Class Descriptions for our upcoming Heritage Faire 2015
Beginning Genealogy by Lena Harmon:
The most common question people ask when starting is "Where do I start?" Lena will answer the where and how to start and give the basics on what important information you will need to know such as where to go for resources and how to source your records, as well as options for storing the information you have gathered.
1850-1940 Census Records by Marti Roe:
You Can’t Do Genealogy Research Without Them OR Making Sense of Census Records. Have you ever wondered what information you can find on a census that will help you in your genealogy research? In this class you will learn valuable information on how to use the census to further your Family History Research. If you are old enough to be listed on the 1940 census, where were you and who gave the family information to the census taker?
Creating Family Stories from Research by Marian Kile:
If we don't have the details of our ancestor's live, we still can develop meaningful stories to capture what they might have seen or did during different times in their lives. Marian will show us where to begin, where to research and how to bring it all together.
DNA – Roundtable Discussion of DNA Testing and Experiences by Mike Witesman
Anyone who has had their DNA tested or is considering being tested can benefit from the experiences of others. This is your chance to find answers or places you may find those answers. Bring your questions (and test results if you have them).
FamilySearch FamilyTree Memories by Lena Harmon:
Lena will show you how to use the Memories portion of FamilySearch.org FamilyTree. She will show you how to add pictures, stories, documents, audio, people and the find option in FamilyTree Memories as well as tag people in each of the Memories portions of FamilyTree.
FamilySearch FamilyTree Partnerships by Lena Harmon:
This class is for LDS members only. This class will show you how to create your partner accounts for Ancestry, Find My Past, and My Heritage. We will go through the process of connecting your individuals in Ancestry.com to FamilyTree and how to use the functions of the partnership to further your research capabilities.
Organizing Your Family History by Vicky Anderson:
For years, genealogists have created papers trails of all their searching in order to document and to keep everything straight. Although the current trend is to try and put everything online or on the computer, many still feel the need to have/save their hard copies. If you are floundering in stacks of documents or you know you have documents, but you just can’t put your finger on them, this 2 hour class will teach you how to organize all your information and documentation into an easy to manage, working, expandable organizing system. Be sure to bring a flash drive to class if possible.
Start Writing Personal Family Stories by Marian Kile:
Do you find it daunting to try to write a long family history? Do you already have a written family history but want to add stories about special memories? This class will help both the non-writer and the experienced writer in developing short stories that capture the essence of special family members or events. The focus will be on stories that are about 500 words long but the process can be applied to longer stories.

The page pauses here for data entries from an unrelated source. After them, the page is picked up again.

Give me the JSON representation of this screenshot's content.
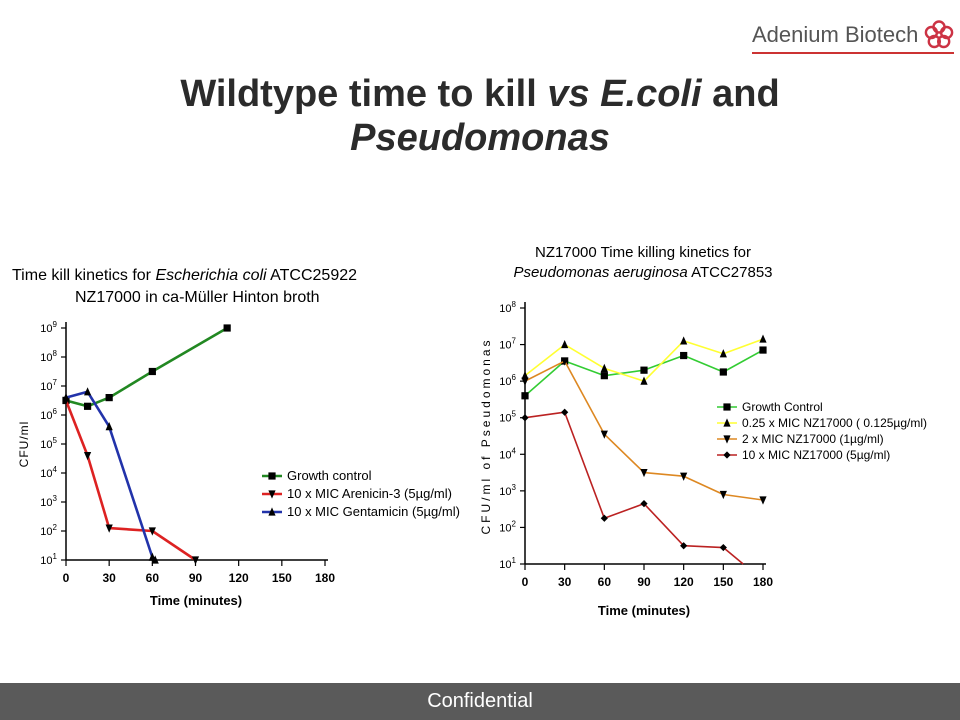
{
  "brand": {
    "name": "Adenium Biotech",
    "icon": "flower-icon",
    "color": "#cc3344"
  },
  "slide": {
    "title_line1_a": "Wildtype time to kill ",
    "title_line1_b": "vs E.coli",
    "title_line1_c": " and",
    "title_line2": "Pseudomonas"
  },
  "footer": {
    "label": "Confidential"
  },
  "chart_data": [
    {
      "type": "line",
      "title_line1_a": "Time kill kinetics for ",
      "title_line1_b": "Escherichia coli",
      "title_line1_c": " ATCC25922",
      "title_line2": "NZ17000 in ca-Müller Hinton broth",
      "xlabel": "Time (minutes)",
      "ylabel": "CFU/ml",
      "xlim": [
        0,
        180
      ],
      "ylim_log10": [
        1,
        9
      ],
      "y_scale": "log",
      "x_ticks": [
        "0",
        "30",
        "60",
        "90",
        "120",
        "150",
        "180"
      ],
      "y_ticks": [
        "1",
        "2",
        "3",
        "4",
        "5",
        "6",
        "7",
        "8",
        "9"
      ],
      "legend_position": "lower-right",
      "series": [
        {
          "name": "Growth control",
          "color": "#228822",
          "marker": "square",
          "x": [
            0,
            15,
            30,
            60,
            112
          ],
          "log10_y": [
            6.5,
            6.3,
            6.6,
            7.5,
            9.0
          ]
        },
        {
          "name": "10 x MIC Arenicin-3 (5µg/ml)",
          "color": "#dd2222",
          "marker": "triangle-down",
          "x": [
            0,
            15,
            30,
            60,
            90
          ],
          "log10_y": [
            6.5,
            4.6,
            2.1,
            2.0,
            1.0
          ]
        },
        {
          "name": "10 x MIC Gentamicin (5µg/ml)",
          "color": "#2233aa",
          "marker": "triangle-up",
          "x": [
            0,
            15,
            30,
            60,
            62
          ],
          "log10_y": [
            6.6,
            6.8,
            5.6,
            1.1,
            1.0
          ]
        }
      ]
    },
    {
      "type": "line",
      "title_line1": "NZ17000 Time killing kinetics for",
      "title_line2_a": "Pseudomonas aeruginosa",
      "title_line2_b": " ATCC27853",
      "xlabel": "Time (minutes)",
      "ylabel": "CFU/ml of Pseudomonas",
      "xlim": [
        0,
        180
      ],
      "ylim_log10": [
        1,
        8
      ],
      "y_scale": "log",
      "x_ticks": [
        "0",
        "30",
        "60",
        "90",
        "120",
        "150",
        "180"
      ],
      "y_ticks": [
        "1",
        "2",
        "3",
        "4",
        "5",
        "6",
        "7",
        "8"
      ],
      "legend_position": "right",
      "series": [
        {
          "name": "Growth Control",
          "color": "#33cc33",
          "marker": "square",
          "x": [
            0,
            30,
            60,
            90,
            120,
            150,
            180
          ],
          "log10_y": [
            5.6,
            6.55,
            6.15,
            6.3,
            6.7,
            6.25,
            6.85
          ]
        },
        {
          "name": "0.25 x MIC NZ17000 ( 0.125µg/ml)",
          "color": "#ffff33",
          "marker": "triangle-up",
          "x": [
            0,
            30,
            60,
            90,
            120,
            150,
            180
          ],
          "log10_y": [
            6.15,
            7.0,
            6.35,
            6.0,
            7.1,
            6.75,
            7.15
          ]
        },
        {
          "name": "2 x MIC NZ17000 (1µg/ml)",
          "color": "#dd8822",
          "marker": "triangle-down",
          "x": [
            0,
            30,
            60,
            90,
            120,
            150,
            180
          ],
          "log10_y": [
            6.0,
            6.55,
            4.55,
            3.5,
            3.4,
            2.9,
            2.75
          ]
        },
        {
          "name": "10 x MIC NZ17000 (5µg/ml)",
          "color": "#bb2222",
          "marker": "diamond",
          "x": [
            0,
            30,
            60,
            90,
            120,
            150,
            165
          ],
          "log10_y": [
            5.0,
            5.15,
            2.25,
            2.65,
            1.5,
            1.45,
            1.0
          ]
        }
      ]
    }
  ]
}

Survey Your Family Members in 2015 by Marian Kile:
There is no census information collected until 2020 but we can set up our own survey for 2015. Marian will show us how to set up our questions, contact our family members, and record the information for future generations.
Understanding Autosomal (at) DNA – (or Do I Have That Many Sixth Cousins?) by Mike Witesman
If you have a Autosomal DNA test or are considering being tested this class will target the questions you should ask. This class will explain how atDNA test can help, identify testing labs and explain the costs and benefits of testing. Will atDNA testing help me find a distant relative? DNA testing has helped many and frustrated others. This class is appropriate for those considering Autosomal DNA testing and those who have tested.
Using Maps and Genealogy by Melinda Kashuba:
Maps are your best friends in genealogical research. With a map you can identify locations, measure distances between places, visualize an ancestor’s environment, study possible migration routes, assist in records analysis, and, most important of all: locate records. Events take place at a particular location, records are created at a certain location, and those records are housed at another location. This session introduces you to the variety of maps available for family history research and how to locate them.
USGenweb.org, Worldgenweb.org, & Rootsweb.com by Marti Roe
If you are new to family history, you may not be aware of these three free and older genealogy websites. These websites often have genealogy resources that are not available on other more popular sites.
USGenweb includes free online genealogyhelp and information for everystate and county including county and state histories, maps, research tips, some transcribed online records and links to state historical or archive databases. This site is well worth searching.
Worldgenweb is made up of worldwide volunteers that help researchers learn more about a specific region or area of the world. This site is small but there might be something of interest for you including maps and history of your country of interest.
There is a lot to cover in Rootsweb from learning how to post queries on mailing lists and message boards to online indexes, including the California death index. Learn how to search for your ancestors on ‘family tree’ and how to add ‘post-em’ notes. Submitted family trees on this site are not necessarily found on other genealogy websites and you can learn how to submit your own.